Selasa, 08 September 2026

Langkah Pertama di Dermaga Tua

 

Suara derit papan kayu beradu dengan deburan ombak kecil di bawah dermaga tua itu. Rian duduk di ujung papan yang rapuh, membiarkan kedua kakinya menggantung bebas di atas permukaan air laut yang gelap. Di sampingnya, sebuah koper hitam besar tergeletak bisu. Ia baru saja memutuskan untuk pergi dari kota kelahirannya—membawa kekecewaan besar setelah ditinggalkan mitra bisnisnya dan kehilangan seluruh aset yang ia kumpulkan selama lima tahun.

Dunia di matanya saat ini terasa seperti lautan di hadapannya: luas, gelap, dan tak tentu arah.

"Malam begini angin laut tidak bagus untuk paru-paru, Anak Muda."

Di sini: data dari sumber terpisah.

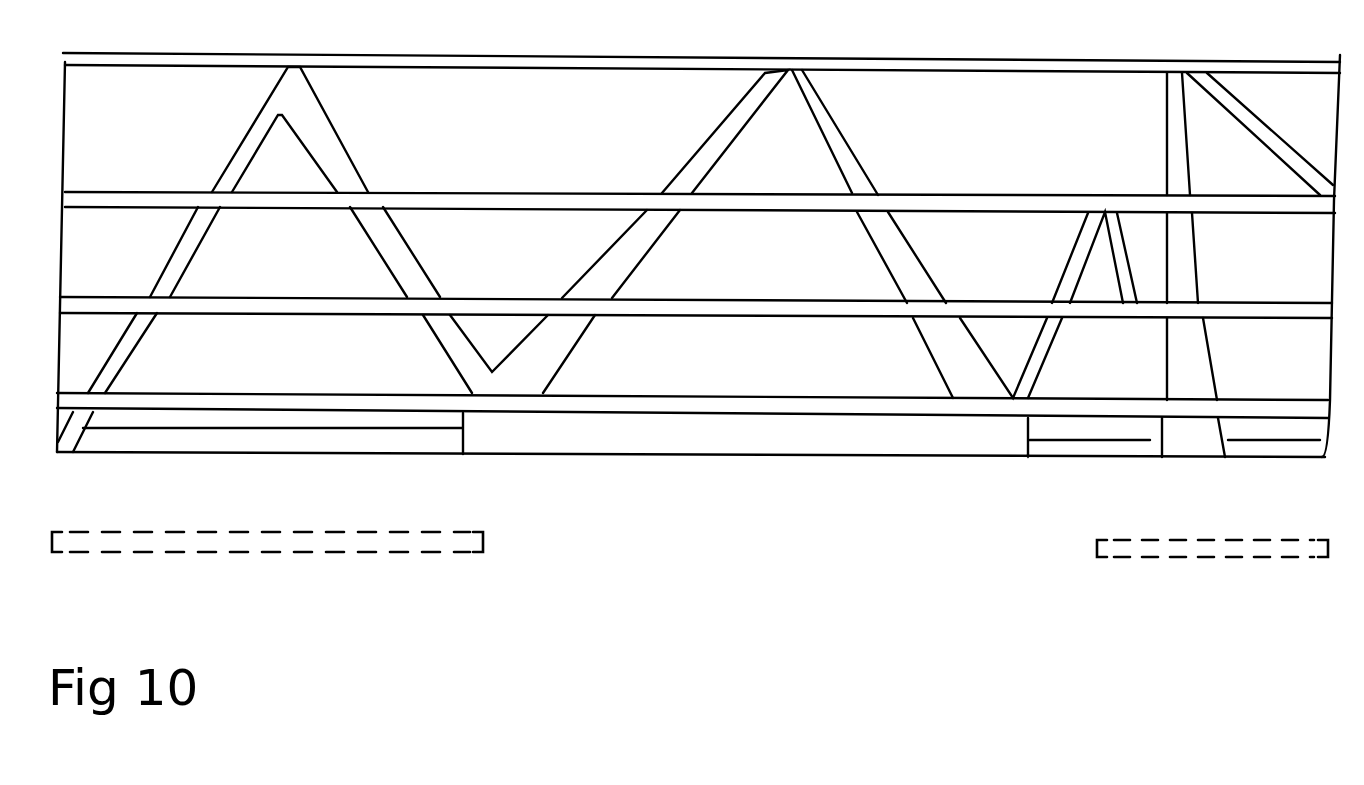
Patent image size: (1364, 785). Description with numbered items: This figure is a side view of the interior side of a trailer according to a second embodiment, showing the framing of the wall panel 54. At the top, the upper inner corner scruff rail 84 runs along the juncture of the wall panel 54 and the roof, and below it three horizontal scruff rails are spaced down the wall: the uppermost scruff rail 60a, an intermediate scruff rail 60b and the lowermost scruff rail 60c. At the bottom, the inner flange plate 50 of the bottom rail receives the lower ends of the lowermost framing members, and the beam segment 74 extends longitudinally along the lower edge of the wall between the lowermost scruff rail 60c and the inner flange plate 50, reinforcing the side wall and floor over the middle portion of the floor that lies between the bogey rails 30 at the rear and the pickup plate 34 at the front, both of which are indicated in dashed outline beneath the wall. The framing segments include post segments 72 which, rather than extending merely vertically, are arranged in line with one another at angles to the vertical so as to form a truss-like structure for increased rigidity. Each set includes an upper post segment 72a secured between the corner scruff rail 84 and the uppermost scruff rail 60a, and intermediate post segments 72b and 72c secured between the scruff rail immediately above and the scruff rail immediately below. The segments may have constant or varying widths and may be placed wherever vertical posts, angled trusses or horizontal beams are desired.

The upper inner corner scruff rail 84 is at (155, 58).
The wall panel 54 is at (538, 128).
The uppermost scruff rail 60a is at (143, 196).
The scruff rail 60b is at (108, 301).
The lowermost scruff rail 60c is at (260, 397).
The post segments 72 is at (1066, 272).
The upper post segment 72a is at (333, 149).
The intermediate post segment 72b is at (203, 252).
The intermediate post segment 72c is at (128, 353).
The inner flange plate 50 is at (158, 440).
The beam segment 74 is at (682, 445).
The bogey rails 30 is at (487, 546).
The pickup plate 34 is at (1091, 552).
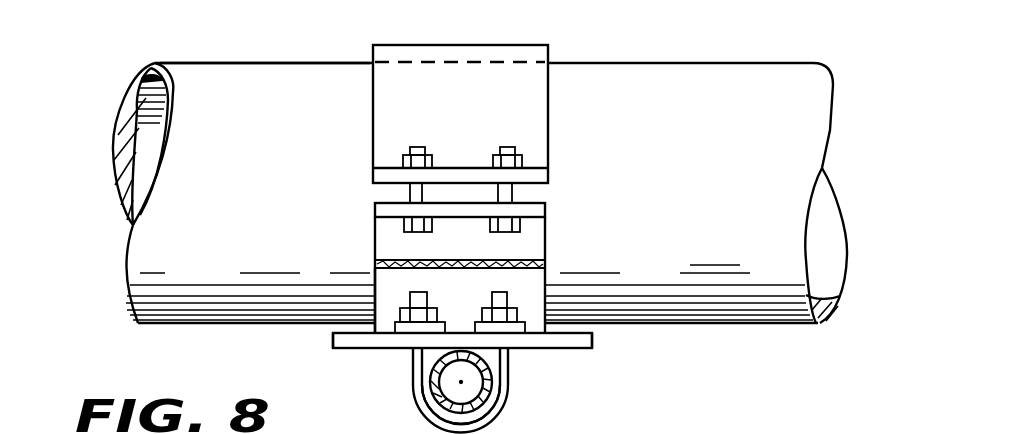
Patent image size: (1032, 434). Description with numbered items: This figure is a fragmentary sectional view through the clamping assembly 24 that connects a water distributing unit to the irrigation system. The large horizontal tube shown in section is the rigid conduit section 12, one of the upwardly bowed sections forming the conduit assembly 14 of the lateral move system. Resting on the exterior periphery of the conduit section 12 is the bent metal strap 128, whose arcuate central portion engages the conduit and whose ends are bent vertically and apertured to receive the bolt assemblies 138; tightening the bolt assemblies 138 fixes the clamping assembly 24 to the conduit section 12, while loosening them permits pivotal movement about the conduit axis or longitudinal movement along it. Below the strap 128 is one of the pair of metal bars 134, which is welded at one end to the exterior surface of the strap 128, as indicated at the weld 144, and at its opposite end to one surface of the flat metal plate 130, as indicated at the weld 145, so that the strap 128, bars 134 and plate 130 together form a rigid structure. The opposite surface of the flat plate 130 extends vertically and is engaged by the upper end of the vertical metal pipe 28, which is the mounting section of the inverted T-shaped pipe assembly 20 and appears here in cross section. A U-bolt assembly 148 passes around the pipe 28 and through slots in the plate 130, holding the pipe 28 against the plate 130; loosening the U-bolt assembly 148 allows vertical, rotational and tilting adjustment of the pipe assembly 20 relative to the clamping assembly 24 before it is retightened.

The conduit section 12 is at (738, 73).
The conduit assembly 14 is at (201, 56).
The inverted T-shaped pipe assembly 20 is at (508, 375).
The clamping assembly 24 is at (382, 358).
The vertical metal pipe 28 is at (432, 396).
The bent metal strap 128 is at (548, 222).
The flat metal plate 130 is at (333, 340).
The metal bar 134 is at (533, 310).
The bolt assembly 138 is at (507, 150).
The weld 144 is at (546, 262).
The weld 145 is at (383, 327).
The U-bolt assembly 148 is at (499, 412).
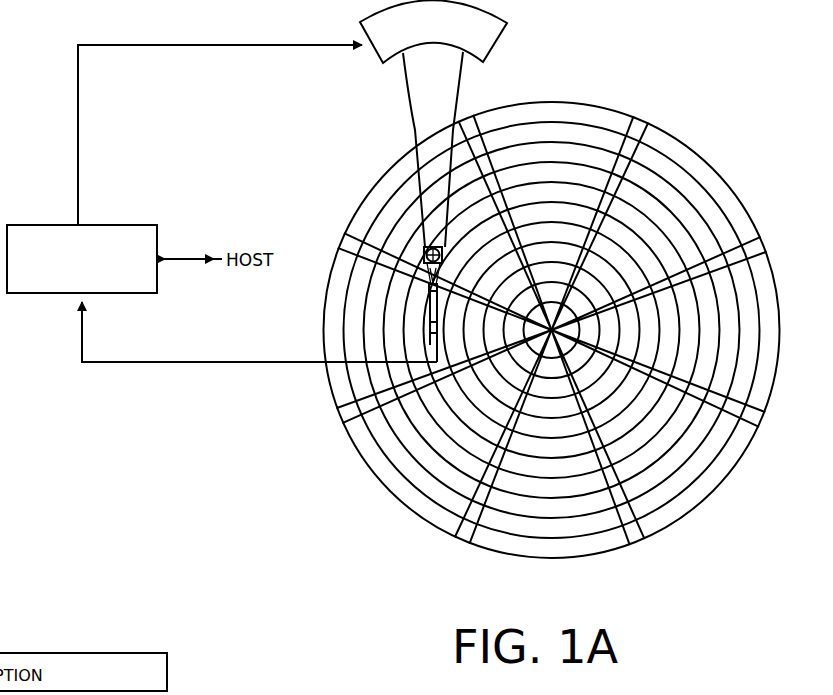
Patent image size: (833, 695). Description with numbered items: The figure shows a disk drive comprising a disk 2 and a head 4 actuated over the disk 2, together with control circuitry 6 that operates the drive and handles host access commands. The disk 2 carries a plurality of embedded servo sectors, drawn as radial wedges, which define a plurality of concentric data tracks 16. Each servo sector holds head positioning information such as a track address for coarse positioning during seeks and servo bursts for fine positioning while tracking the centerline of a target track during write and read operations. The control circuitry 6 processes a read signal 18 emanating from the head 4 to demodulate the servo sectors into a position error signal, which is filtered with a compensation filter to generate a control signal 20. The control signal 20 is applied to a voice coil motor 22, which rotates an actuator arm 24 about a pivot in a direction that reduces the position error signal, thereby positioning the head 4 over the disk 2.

The disk 2 is at (558, 321).
The head 4 is at (425, 337).
The control circuitry 6 is at (121, 224).
The data tracks 16 is at (550, 135).
The read signal 18 is at (217, 365).
The control signal 20 is at (76, 121).
The voice coil motor 22 is at (383, 63).
The actuator arm 24 is at (416, 132).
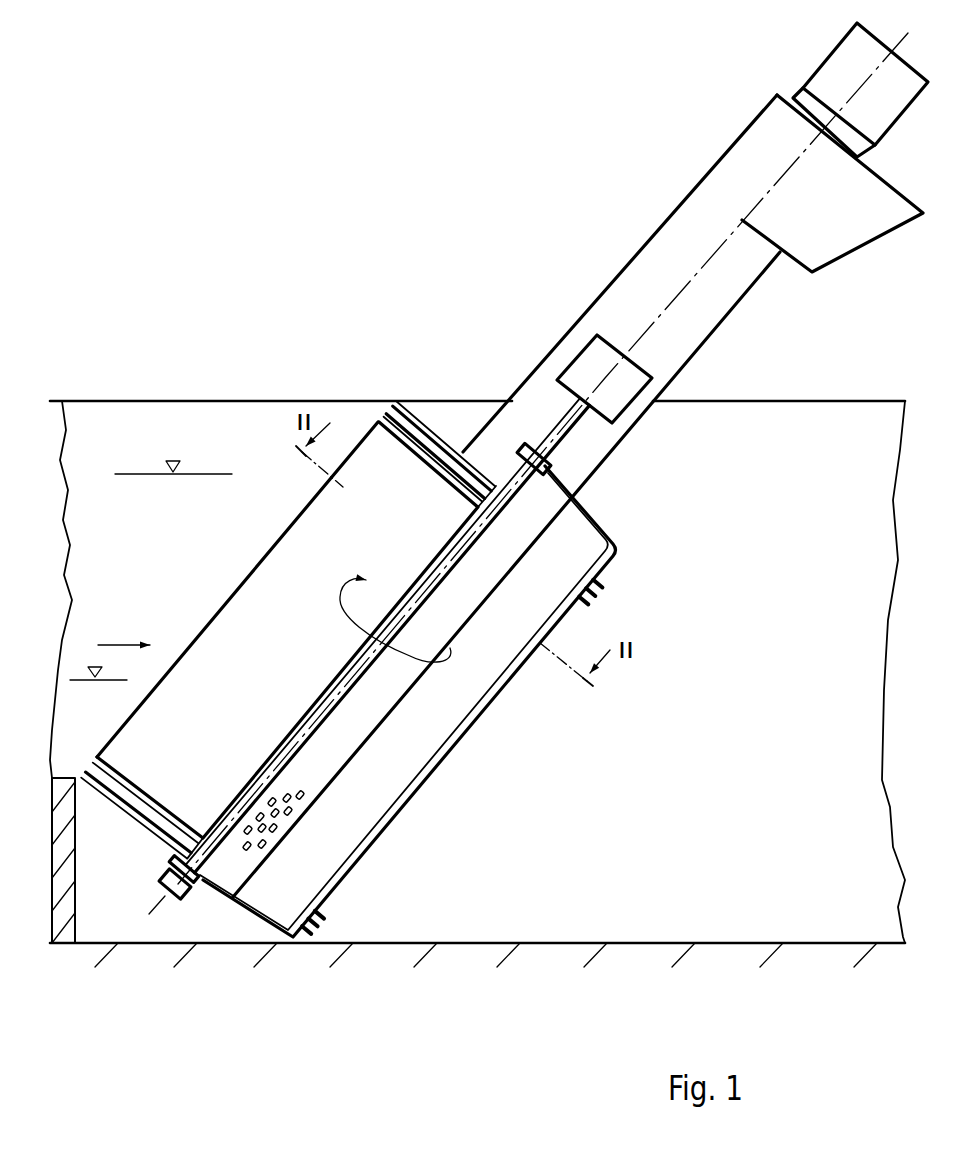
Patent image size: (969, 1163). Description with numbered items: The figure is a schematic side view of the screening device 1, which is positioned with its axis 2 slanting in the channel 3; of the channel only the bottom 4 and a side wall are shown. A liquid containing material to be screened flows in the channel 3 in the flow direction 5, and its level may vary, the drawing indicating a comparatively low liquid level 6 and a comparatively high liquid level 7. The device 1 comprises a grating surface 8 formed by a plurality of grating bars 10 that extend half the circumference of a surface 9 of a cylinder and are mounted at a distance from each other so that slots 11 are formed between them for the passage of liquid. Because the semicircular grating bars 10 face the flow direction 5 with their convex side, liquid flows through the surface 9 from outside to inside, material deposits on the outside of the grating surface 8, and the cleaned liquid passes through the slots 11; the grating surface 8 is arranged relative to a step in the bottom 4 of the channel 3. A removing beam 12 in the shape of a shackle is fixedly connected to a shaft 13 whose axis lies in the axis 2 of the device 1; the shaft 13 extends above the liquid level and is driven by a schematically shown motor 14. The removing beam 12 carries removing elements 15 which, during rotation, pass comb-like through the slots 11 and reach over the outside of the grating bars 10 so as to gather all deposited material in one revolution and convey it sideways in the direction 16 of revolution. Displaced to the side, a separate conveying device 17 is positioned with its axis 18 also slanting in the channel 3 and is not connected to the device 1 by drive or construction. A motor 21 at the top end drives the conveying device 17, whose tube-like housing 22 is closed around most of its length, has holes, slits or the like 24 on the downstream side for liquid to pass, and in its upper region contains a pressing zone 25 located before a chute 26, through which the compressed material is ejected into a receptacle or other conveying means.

The device 1 is at (497, 306).
The axis 2 is at (557, 428).
The channel 3 is at (127, 392).
The bottom 4 is at (540, 944).
The flow direction 5 is at (108, 645).
The low liquid level 6 is at (89, 449).
The high liquid level 7 is at (173, 459).
The grating surface 8 is at (272, 595).
The surface of a cylinder 9 is at (360, 430).
The grating bars 10 is at (382, 415).
The slots 11 is at (440, 455).
The removing beam 12 is at (620, 526).
The shaft 13 is at (345, 688).
The motor 14 is at (630, 382).
The removing elements 15 is at (588, 600).
The direction of revolution 16 is at (478, 691).
The conveying device 17 is at (650, 197).
The axis 18 is at (658, 298).
The motor 21 is at (845, 82).
The housing 22 is at (500, 442).
The holes, slits or the like 24 is at (275, 832).
The pressing zone 25 is at (690, 172).
The chute 26 is at (812, 225).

Seorang nelayan tua dengan pakaian lusuh dan penerang serabut kelapa di tangannya berjalan mendekat. Pria itu meletakkan tempat ikan yang masih kosong di samping koper Rian, lalu duduk santai tanpa beban.

"Sedang menunggu kapal?" tanya nelayan itu.

"Saya tidak tahu sedang menunggu apa, Pak," jawab Rian jujur, suaranya hampir tenggelam oleh deru ombak. "Saya cuma merasa tidak punya tempat untuk kembali, dan tidak tahu harus melangkah ke mana lagi. Semuanya habis."

Nelayan tua itu terkekeh pelan, mengambil sebatang rokok kretek dari saku celananya dan menyalakannya. Cahaya api rokok itu sempat menerangi wajahnya yang penuh garis-garis ketabahan.

"Laut ini," kata nelayan itu sambil menunjuk ke kegelapan di depan mereka, "setiap malam kelihatan seperti tidak ada ujungnya. Seram. Tapi tiap pagi, waktu matahari terbit, kita baru sadar kalau di balik kegelapan itu ada daratan baru yang menunggu."

Pria itu menepuk koper hitam Rian yang tampak berat.

"Kamu merasa habis karena kamu masih melihat apa yang hilang di belakangmu. Coba berdiri, balikkan badanmu, dan lihat ke depan. Kapal tidak dibangun untuk diam di dermaga tua yang mau roboh ini. Dia dibuat untuk menembus ombak, sebagus atau seburuk apa pun cuacanya."

Rian menarik napas panjang, meresapi udara malam yang asin dan tajam. Kata-kata sederhana itu perlahan mengurai simpul sesak di dadanya.

Ketika nelayan tua itu bangkit untuk merapikan jalanya, Rian pun ikut berdiri. Ia memegang gagang kopernya erat-erat—bukan lagi sebagai beban kegagalan, melainkan sebagai bekal untuk memulai perjalanan yang baru.